The XMM 7160, a modem chip for mobile devices, can be equipped to work on as many as 15 LTE spectrum bands as well as on 2G and 3G networks. Multimode capability between 2G, 3G and 4G is a necessity for smartphones because most operators with LTE still rely on older technologies in parts of their service areas, and for voice calls. Intel discussed the chip earlier this year but announced on Monday that it will ship this month.
Intel is still an underdog in the mobile industry but sees itself as one of just a handful of potential rivals to the dominant Qualcomm. At the core of Intel’s mobile device push is the former Infineon wireless business, which it acquired in 2010.
While Infineon was a “fast follower” in mobile, intentionally timing its products for when commercial volumes were starting to ship, it’s been moving toward market leadership since the acquisition, said Hermann Eul, vice president and general manager of Intel’s mobile and communications group.

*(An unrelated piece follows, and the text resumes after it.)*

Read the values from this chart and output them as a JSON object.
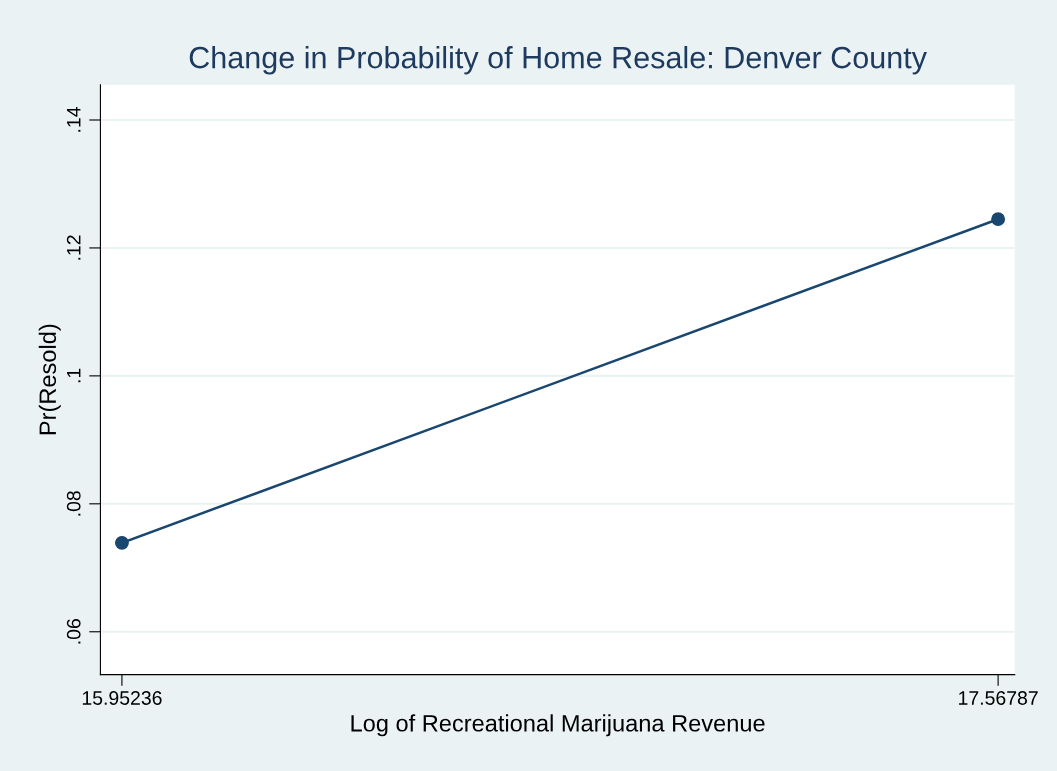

“For us, it is the clear strategy, the clear plan, to go into a leadership position, and we are currently in the transition to do that,” Eul said. He spoke on Monday at a press and analyst briefing at Intel headquarters.
Intel painted itself as a force that can make the mobile chip industry more competitive and help to drive technology forward. Device makers, mobile operators and other players are counting on that, according to Aicha Evans, vice president and general manager of wireless platform R&D.

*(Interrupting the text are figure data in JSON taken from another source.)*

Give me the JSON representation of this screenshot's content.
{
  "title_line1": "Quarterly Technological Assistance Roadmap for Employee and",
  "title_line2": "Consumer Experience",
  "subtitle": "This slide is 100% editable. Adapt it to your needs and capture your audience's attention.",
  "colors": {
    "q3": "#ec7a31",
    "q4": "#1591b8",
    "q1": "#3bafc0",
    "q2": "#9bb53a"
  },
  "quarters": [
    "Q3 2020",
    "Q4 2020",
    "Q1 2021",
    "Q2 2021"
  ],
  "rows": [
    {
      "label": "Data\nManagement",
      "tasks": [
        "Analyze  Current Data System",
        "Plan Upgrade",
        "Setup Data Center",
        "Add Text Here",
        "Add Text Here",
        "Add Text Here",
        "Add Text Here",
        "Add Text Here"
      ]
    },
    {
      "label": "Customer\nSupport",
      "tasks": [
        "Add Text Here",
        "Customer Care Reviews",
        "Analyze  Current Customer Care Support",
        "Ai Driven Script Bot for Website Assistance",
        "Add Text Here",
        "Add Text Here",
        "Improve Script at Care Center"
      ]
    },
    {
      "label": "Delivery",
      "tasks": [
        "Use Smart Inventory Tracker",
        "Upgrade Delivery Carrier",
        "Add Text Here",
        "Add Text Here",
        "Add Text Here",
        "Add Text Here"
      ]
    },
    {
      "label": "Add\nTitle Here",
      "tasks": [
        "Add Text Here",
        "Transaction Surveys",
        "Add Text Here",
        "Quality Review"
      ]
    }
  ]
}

“This is the first time that I’ve been at Intel working at anything, that the industry is actively rooting for us to succeed … because of diversity in this market,” said Evans, who has been at Intel for seven years.
Qualcomm already sells multimode LTE chips for a large number of bands, but Intel claims the 7160 has a performance edge over the competition. It’s 12 percent smaller than rival products and consumes 20 percent to 30 percent less power, the company said.
Support for multiple LTE bands is important because there are about 40 different spectrum bands allocated for the high-speed mobile data system around the world. Phones may need many different bands in order to allow international roaming on LTE, and being able to pack in many frequencies can also save device makers money.
With the 7160, a device maker could have a single chip for phones sold all over the world, said Thomas Lindner, senior director in the mobile and communications group. The 15 bands that it can support are not set in stone but can be configured for particular manufacturers, he said.
The first iteration of the 7160 will be equipped for so-called Category 3 LTE, with throughput as high as 100Mbps (bits per second). An updated version shipping by year’s end will offer Category 4 LTE, which can go as high as 150Mbps. Speeds for individual users won’t match those maximums, but each advance should mean better real-world performance. The second version of the 7160 will also support VoLTE (voice over LTE), which will let carriers shift voice calls from their 2G and 3G systems onto what are now data-only LTE networks.
The chip could also be set up to support TD (time-division) LTE, a form of the technology that Sprint, China Mobile and other carriers plan to use. Whether Intel implements TD-LTE in the 7160 will depend on demand from operators, Evans said.
In parallel with the 7160, Intel has been developing the XMM 7260, which is due to ship in the first half of next year. The 7260 can support carrier aggregation, an emerging LTE feature that lets operators combine two separate spectrum bands into one for higher performance. On Monday, Intel demonstrated carrier aggregation on a 7260 evaluation board built at its new design center in San Diego, Qualcomm’s hometown. The 7260 also will include TD-LTE.
Intel has a major potential advantage over wireless rivals in the form of its advanced chip design expertise and private foundry capacity, said analyst Jack Gold of J. Gold Associates, who attended the event. This is the chipmaking operation that churns out smaller, faster, more efficient microprocessors on a steady schedule. Qualcomm, by contrast, relies on outside manufacturers.
The former Infineon wireless business is still relying on TSMC (Taiwan Semiconductor Manufacturing Corp.), but Intel expects to bring its own chipmaking assets to bear on the wireless business within two to three years, Evans said. The sooner it can do so, the more benefit it can gain, Gold said.